Le Siège d'Ostende (1601–1604) fut l'un des plus sanglants de la Guerre de Quatre-Vingts Ans. Les Tercios espagnols résistèrent pendant trois ans dans des conditions extrêmes. Cet article analyse leur rôle tactique, le coût humain et l'héritage historique. Ostende devint un tombeau glorieux et un symbole du sacrifice impérial.
CADRE HISTORIQUE
En 1568 débuta la Guerre de Quatre-Vingts Ans comme une révolte des Provinces-Unies, dans ce qui sont aujourd'hui les Pays-Bas et la Belgique, contre la Monarchie Hispanique, alors sous le règne de Philippe II. Ce qui fut initialement une réaction contre la répression religieuse et fiscale imposée par l'Empire Espagnol devint bientôt une guerre prolongée pour l'indépendance, la foi protestante et le contrôle politique du Nord de l'Europe.
À cette époque, un autre problème apparut dans ces lieux : les dénommés Gueux de mer, corsaires protestants qui, depuis des bases côtières, harcelaient les routes maritimes espagnoles et facilitaient la contrebande d'armes et de provisions. Cette activité bénéficia à l'Angleterre, qui vit une opportunité de gagner de l'influence politique sur le Vieux Continent grâce à des alliances avec les rebelles, qu'elle soutenait avec des troupes, de l'argent, des navires et divers approvisionnements.

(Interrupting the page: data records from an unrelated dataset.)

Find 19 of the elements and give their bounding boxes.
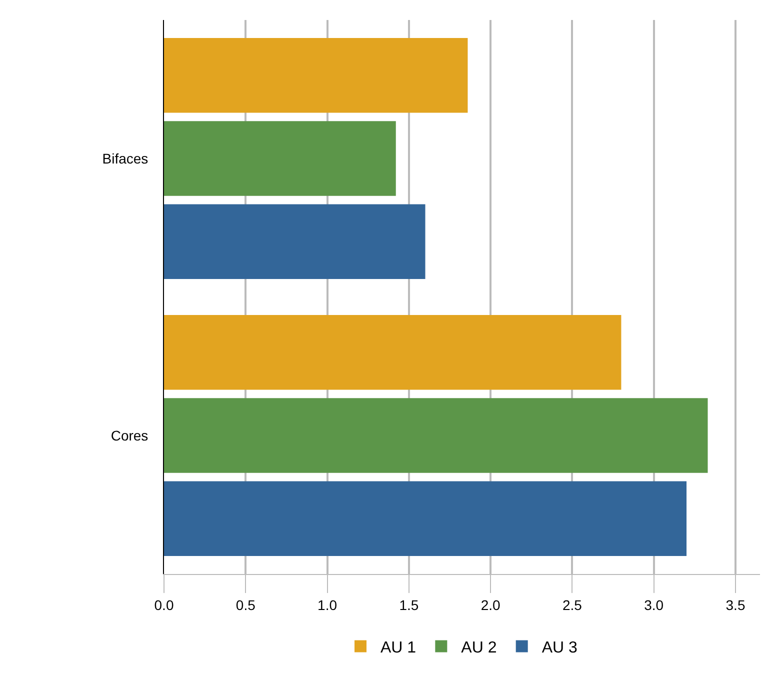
legend-label: AU 1: [380, 640, 416, 657]
y-tick-label: Cores: [110, 427, 148, 444]
x-tick-label: 0.0: [154, 596, 174, 613]
bar: [164, 121, 396, 196]
bar: [164, 315, 622, 390]
legend-label: AU 3: [542, 640, 578, 657]
bar: [164, 481, 687, 556]
x-tick-label: 2.5: [562, 596, 582, 613]
x-tick-label: 0.5: [236, 596, 256, 613]
x-tick-label: 3.0: [644, 596, 664, 613]
y-tick-label: Bifaces: [102, 150, 148, 166]
bar: [164, 204, 426, 279]
legend-label: AU 2: [461, 640, 497, 657]
x-tick-label: 1.0: [318, 596, 338, 613]
x-tick-label: 3.5: [726, 596, 746, 613]
x-tick-label: 2.0: [480, 596, 501, 613]
x-tick-label: 1.5: [399, 596, 419, 613]
bar: [164, 38, 468, 113]
bar: [164, 398, 708, 473]
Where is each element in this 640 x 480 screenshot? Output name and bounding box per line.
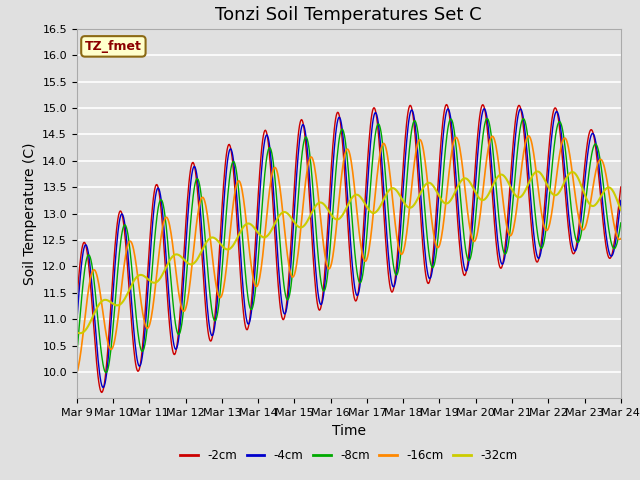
-4cm [237, 262, 245, 268]
Line: -8cm: -8cm [77, 119, 621, 372]
-4cm [99, 384, 107, 390]
-2cm [436, 153, 444, 159]
-32cm [237, 227, 245, 233]
-16cm [264, 205, 271, 211]
-4cm [406, 114, 413, 120]
-8cm [436, 213, 444, 218]
Line: -32cm: -32cm [77, 171, 621, 333]
-8cm [484, 116, 492, 121]
Line: -2cm: -2cm [77, 105, 621, 393]
-2cm [285, 274, 292, 279]
-16cm [137, 296, 145, 302]
-8cm [102, 370, 109, 375]
Title: Tonzi Soil Temperatures Set C: Tonzi Soil Temperatures Set C [216, 6, 482, 24]
Text: TZ_fmet: TZ_fmet [85, 40, 142, 53]
-2cm [73, 299, 81, 305]
-2cm [617, 184, 625, 190]
-4cm [285, 288, 292, 293]
-2cm [237, 286, 245, 291]
-16cm [237, 181, 244, 187]
-4cm [617, 198, 625, 204]
-4cm [480, 106, 488, 112]
-2cm [98, 390, 106, 396]
-32cm [406, 205, 413, 211]
Legend: -2cm, -4cm, -8cm, -16cm, -32cm: -2cm, -4cm, -8cm, -16cm, -32cm [175, 444, 522, 467]
-16cm [617, 236, 625, 241]
-8cm [617, 220, 625, 226]
-32cm [533, 168, 541, 174]
-2cm [138, 355, 145, 360]
-4cm [73, 319, 81, 325]
-32cm [264, 232, 272, 238]
-16cm [405, 213, 413, 218]
-8cm [264, 147, 272, 153]
-8cm [138, 348, 145, 353]
-32cm [436, 194, 444, 200]
-8cm [237, 219, 245, 225]
-16cm [525, 133, 532, 139]
-8cm [406, 146, 413, 152]
-4cm [138, 359, 145, 365]
X-axis label: Time: Time [332, 424, 366, 438]
-4cm [436, 175, 444, 180]
Line: -4cm: -4cm [77, 109, 621, 387]
-8cm [285, 295, 292, 300]
-32cm [73, 330, 81, 336]
-32cm [617, 207, 625, 213]
-4cm [264, 135, 272, 141]
-32cm [138, 272, 145, 278]
-16cm [284, 257, 292, 263]
-2cm [442, 102, 450, 108]
-16cm [73, 370, 81, 376]
-32cm [77, 330, 84, 336]
-2cm [406, 103, 413, 109]
Line: -16cm: -16cm [77, 136, 621, 373]
Y-axis label: Soil Temperature (C): Soil Temperature (C) [23, 143, 36, 285]
-2cm [264, 140, 272, 146]
-32cm [285, 212, 292, 217]
-8cm [73, 352, 81, 358]
-16cm [435, 243, 443, 249]
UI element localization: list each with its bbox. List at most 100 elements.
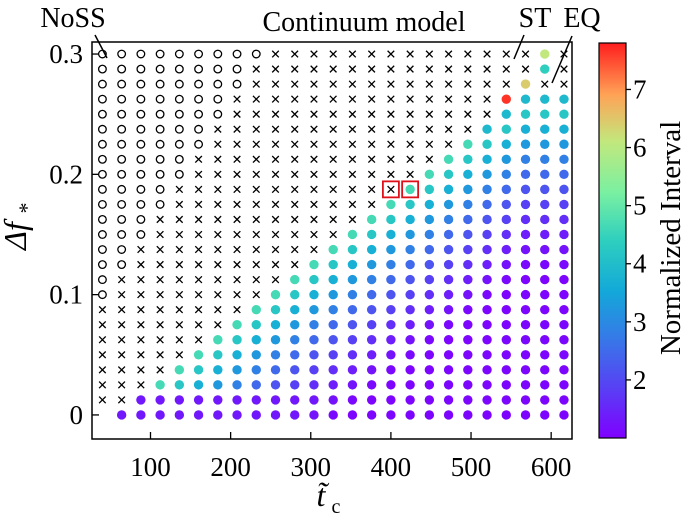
data-point-15-21	[387, 95, 395, 103]
data-point-23-24	[540, 49, 550, 59]
data-point-16-4	[405, 350, 415, 360]
data-point-2-8-stroke-b	[137, 290, 145, 299]
data-point-24-5	[559, 335, 569, 345]
data-point-8-19	[252, 125, 261, 133]
data-point-24-9	[559, 274, 569, 285]
data-point-19-15	[463, 184, 473, 195]
data-point-9-23-stroke-b	[271, 65, 280, 73]
data-point-3-4-stroke-b	[156, 351, 164, 359]
data-point-2-3-stroke-b	[137, 366, 145, 374]
data-point-14-12	[366, 229, 377, 240]
data-point-20-4	[482, 350, 492, 360]
data-point-6-3	[213, 365, 223, 375]
data-point-18-10	[443, 259, 454, 270]
data-point-2-23	[136, 64, 146, 74]
data-point-16-24	[406, 50, 414, 58]
data-point-0-1	[98, 396, 107, 404]
data-point-9-24-stroke-b	[271, 50, 280, 58]
data-point-8-12-stroke-b	[252, 230, 261, 239]
data-point-24-21	[559, 94, 569, 104]
data-point-15-6	[386, 320, 396, 330]
data-point-4-19	[174, 124, 184, 134]
data-point-23-23	[540, 64, 550, 74]
data-point-13-20	[348, 110, 357, 118]
data-point-1-1	[117, 396, 126, 404]
data-point-12-12	[329, 230, 337, 239]
data-point-17-13	[424, 214, 435, 225]
annotation-eq-pointer	[551, 35, 573, 84]
data-point-16-17-stroke-b	[406, 155, 414, 164]
data-point-1-15	[117, 184, 127, 194]
data-point-10-0	[290, 410, 300, 420]
data-point-17-21-stroke-b	[425, 95, 434, 103]
data-point-4-3	[174, 365, 185, 375]
data-point-13-0	[347, 410, 358, 420]
data-point-10-12-stroke-b	[290, 230, 299, 239]
data-point-24-23-stroke-b	[560, 65, 568, 73]
annotation-noss: NoSS	[40, 3, 105, 34]
data-point-12-12-stroke-b	[329, 230, 337, 239]
data-point-8-9-stroke-b	[252, 275, 261, 284]
data-point-4-24	[174, 49, 184, 59]
data-point-2-22	[136, 79, 146, 89]
data-point-17-12	[424, 229, 435, 240]
data-point-15-15-stroke-b	[387, 185, 395, 194]
data-point-3-7-stroke-b	[156, 305, 164, 314]
data-point-20-3	[482, 365, 492, 375]
data-point-15-12	[386, 229, 396, 240]
data-point-7-7	[233, 305, 241, 314]
data-point-23-16	[540, 169, 550, 180]
data-point-11-5	[309, 335, 319, 345]
data-point-18-21	[444, 95, 453, 103]
data-point-1-21	[117, 94, 127, 104]
data-point-15-4	[386, 350, 396, 360]
data-point-19-23-stroke-b	[464, 65, 472, 73]
data-point-22-1	[520, 395, 531, 405]
data-point-8-17	[252, 155, 261, 164]
data-point-24-2	[559, 380, 569, 390]
data-point-4-20	[174, 109, 184, 119]
data-point-16-6	[405, 320, 415, 330]
data-point-2-9-stroke-b	[137, 275, 145, 284]
data-point-3-9-stroke-b	[156, 275, 164, 284]
data-point-23-1	[540, 395, 550, 405]
data-point-19-20	[464, 110, 472, 118]
data-point-18-22-stroke-b	[444, 80, 453, 88]
data-point-10-18-stroke-b	[290, 140, 299, 149]
data-point-4-15-stroke-b	[175, 185, 184, 194]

La situation s'aggrava après la mort de Philippe II en 1598. Le monarque céda les Pays-Bas à sa fille Isabelle-Claire-Eugénie et à son époux, l'archiduc Albert d'Autriche, dans l'espoir qu'un gouvernement plus proche et stable puisse pacifier la région. Cependant, les nouveaux souverains trouvèrent un conflit en pleine escalade. Maurice de Nassau, leader militaire des Provinces-Unies, avait modernisé l'armée rebelle et commençait à récupérer des places clés grâce à des tactiques de siège et de fortification.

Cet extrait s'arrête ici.